Dopo l’aspetto ambientale, lo scontro tra i sostenitori del Tsm e gli ambientalisti si sposta ora sul versante economico-finanziario. A proporre la contro-analisi del business plan del Tsm, ieri, su Il Messaggero, è stato infatti l’ex direttore pianificazione e controllo alla Rai e direttore finanziario di Rai Pubblicità, Fabio Belli, incaricato dagli ambientalisti di analizzare il piano finanziario del Tsm.

Le presenze
A rispondere all’analisi di Belli - che parla di rischio default per i Comuni intenzionati a partecipare alla gestione del Tsm - è il presidente di Federalberghi Rieti, Michele Casadei: «Non è vero che il Tsm parli di 280mila presenze raggiunte nel primo anno di avvio del progetto: sono raggiunte nel secondo anno e non nel primo - esordisce Casadei. - Belli sostiene poi che nel business plan le presenze del Terminillo superino del 40-50 per cento Ovindoli e Campo Felice: ma dal confronto tra il nuovo comprensorio e le due stazioni abruzzesi, risulta che il totale degli impianti e dei chilometri di piste delle due stazioni, calcolate insieme, compone un comprensorio grande tanto quanto quello del Terminillo. All’interno del piano del Tsm, il totale delle presenze ottenute sommando Ovindoli e Campo Felice è stato infatti stimato in circa 499mila unità - prosegue Casadei. - Il totale delle presenze stimate invece nel Tsm è di 280 mila: perciò le presenze stimate per Terminillo corrispondono al 56 per cento delle presenze di Ovindoli (217mila) e Campo Felice (282mila) calcolate insieme.

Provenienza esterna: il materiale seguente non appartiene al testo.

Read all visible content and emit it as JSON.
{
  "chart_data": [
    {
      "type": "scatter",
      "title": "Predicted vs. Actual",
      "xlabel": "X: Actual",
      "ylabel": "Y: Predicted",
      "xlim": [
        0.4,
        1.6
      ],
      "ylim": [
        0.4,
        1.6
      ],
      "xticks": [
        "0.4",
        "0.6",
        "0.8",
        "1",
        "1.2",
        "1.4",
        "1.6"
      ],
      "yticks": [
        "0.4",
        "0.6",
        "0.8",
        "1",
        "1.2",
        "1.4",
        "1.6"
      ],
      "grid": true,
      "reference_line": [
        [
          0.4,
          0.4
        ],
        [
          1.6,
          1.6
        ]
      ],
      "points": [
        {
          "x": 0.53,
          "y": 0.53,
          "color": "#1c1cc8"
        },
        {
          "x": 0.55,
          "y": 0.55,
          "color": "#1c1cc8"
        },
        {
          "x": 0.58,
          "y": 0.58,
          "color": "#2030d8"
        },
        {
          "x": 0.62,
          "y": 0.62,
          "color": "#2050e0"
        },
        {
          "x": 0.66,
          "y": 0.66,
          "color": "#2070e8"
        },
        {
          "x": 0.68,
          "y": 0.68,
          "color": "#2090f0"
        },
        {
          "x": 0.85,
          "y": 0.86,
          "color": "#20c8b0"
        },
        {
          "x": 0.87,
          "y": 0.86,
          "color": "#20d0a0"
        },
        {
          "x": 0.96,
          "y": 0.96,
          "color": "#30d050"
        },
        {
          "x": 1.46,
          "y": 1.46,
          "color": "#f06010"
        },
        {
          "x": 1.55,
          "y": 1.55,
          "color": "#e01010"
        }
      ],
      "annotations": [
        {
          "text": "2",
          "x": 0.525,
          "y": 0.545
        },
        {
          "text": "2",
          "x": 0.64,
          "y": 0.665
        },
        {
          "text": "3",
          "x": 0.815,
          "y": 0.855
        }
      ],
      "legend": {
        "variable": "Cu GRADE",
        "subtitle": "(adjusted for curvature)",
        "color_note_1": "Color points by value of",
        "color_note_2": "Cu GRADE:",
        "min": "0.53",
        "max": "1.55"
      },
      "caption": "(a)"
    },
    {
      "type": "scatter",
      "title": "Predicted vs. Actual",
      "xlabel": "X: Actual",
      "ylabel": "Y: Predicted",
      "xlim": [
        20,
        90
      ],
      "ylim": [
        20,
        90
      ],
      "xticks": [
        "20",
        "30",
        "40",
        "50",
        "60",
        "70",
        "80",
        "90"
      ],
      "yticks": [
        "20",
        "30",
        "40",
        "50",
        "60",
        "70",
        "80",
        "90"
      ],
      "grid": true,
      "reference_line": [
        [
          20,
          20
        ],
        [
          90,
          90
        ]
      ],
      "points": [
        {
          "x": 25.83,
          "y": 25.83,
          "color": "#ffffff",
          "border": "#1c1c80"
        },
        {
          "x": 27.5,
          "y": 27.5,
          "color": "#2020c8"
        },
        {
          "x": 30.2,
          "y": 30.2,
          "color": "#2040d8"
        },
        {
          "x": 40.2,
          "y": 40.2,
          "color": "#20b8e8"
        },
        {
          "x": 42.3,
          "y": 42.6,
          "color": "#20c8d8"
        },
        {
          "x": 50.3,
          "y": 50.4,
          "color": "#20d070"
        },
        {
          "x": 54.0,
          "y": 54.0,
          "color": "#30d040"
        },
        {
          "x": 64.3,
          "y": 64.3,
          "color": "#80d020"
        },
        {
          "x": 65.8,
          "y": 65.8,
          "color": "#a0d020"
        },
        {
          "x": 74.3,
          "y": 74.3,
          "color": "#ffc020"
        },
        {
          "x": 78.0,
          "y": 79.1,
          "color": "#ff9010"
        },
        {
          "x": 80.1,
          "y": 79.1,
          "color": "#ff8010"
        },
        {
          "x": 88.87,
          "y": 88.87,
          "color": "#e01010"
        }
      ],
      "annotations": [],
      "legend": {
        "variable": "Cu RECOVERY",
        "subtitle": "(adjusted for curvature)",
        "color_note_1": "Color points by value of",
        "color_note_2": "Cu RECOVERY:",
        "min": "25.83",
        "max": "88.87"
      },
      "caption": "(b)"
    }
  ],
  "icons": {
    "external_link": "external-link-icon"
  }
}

Belli parla inoltre di un incremento di 240mila unità rispetto alle stagioni attuali con neve: ma che senso ha confrontare il comprensorio attuale con il nuovo, molto più grande e dotato di impianti di innevamento che garantiranno neve per tutta la stagione?».
I costi
«Altra lettura sbagliata del piano economico finanziario è quella in base alla quale il progetto genererebbe una cassa pari a 22 milioni di euro dopo 5 anni - prosegue ancora Casadei. - Nel piano si afferma invece che, al netto delle rate dei leasing necessari ad acquistare le attrezzature, nel migliore dei casi vi sarebbe un surplus di cassa pari a 3 milioni e mezzo di euro. Non è vero poi che il piano economico del Tsm giudica l’infrastruttura fragile, inadeguata e di bassa qualità, perché l’analisi di sensitività riporta che “il nuovo comprensorio sarà, dal punto di vista tecnico, nettamente superiore ai concorrenti, in quanto dotato di impianti di ultima generazione e di un sistema di innevamento che coprirà l’80 per cento delle piste». Considerato poi il bacino principale di Roma, il nuovo comprensorio si trova a un’ora e 40 minuti e 130 chilometri di distanza, risultando quindi avvantaggiato rispetto a Roccaraso e penalizzato rispetto a Campo Felice, con vantaggi maggiori rispetto ai bacini di Umbria e Toscana. Il Tsm non richiederà poi pedaggio e avrà un costo carburante basso, fornendo impianti di ultima generazione ed ai massimi livelli in Appennino, qualitativamente vicini a Roccaraso e superiori a quelli di Campo Felice e Ovindoli».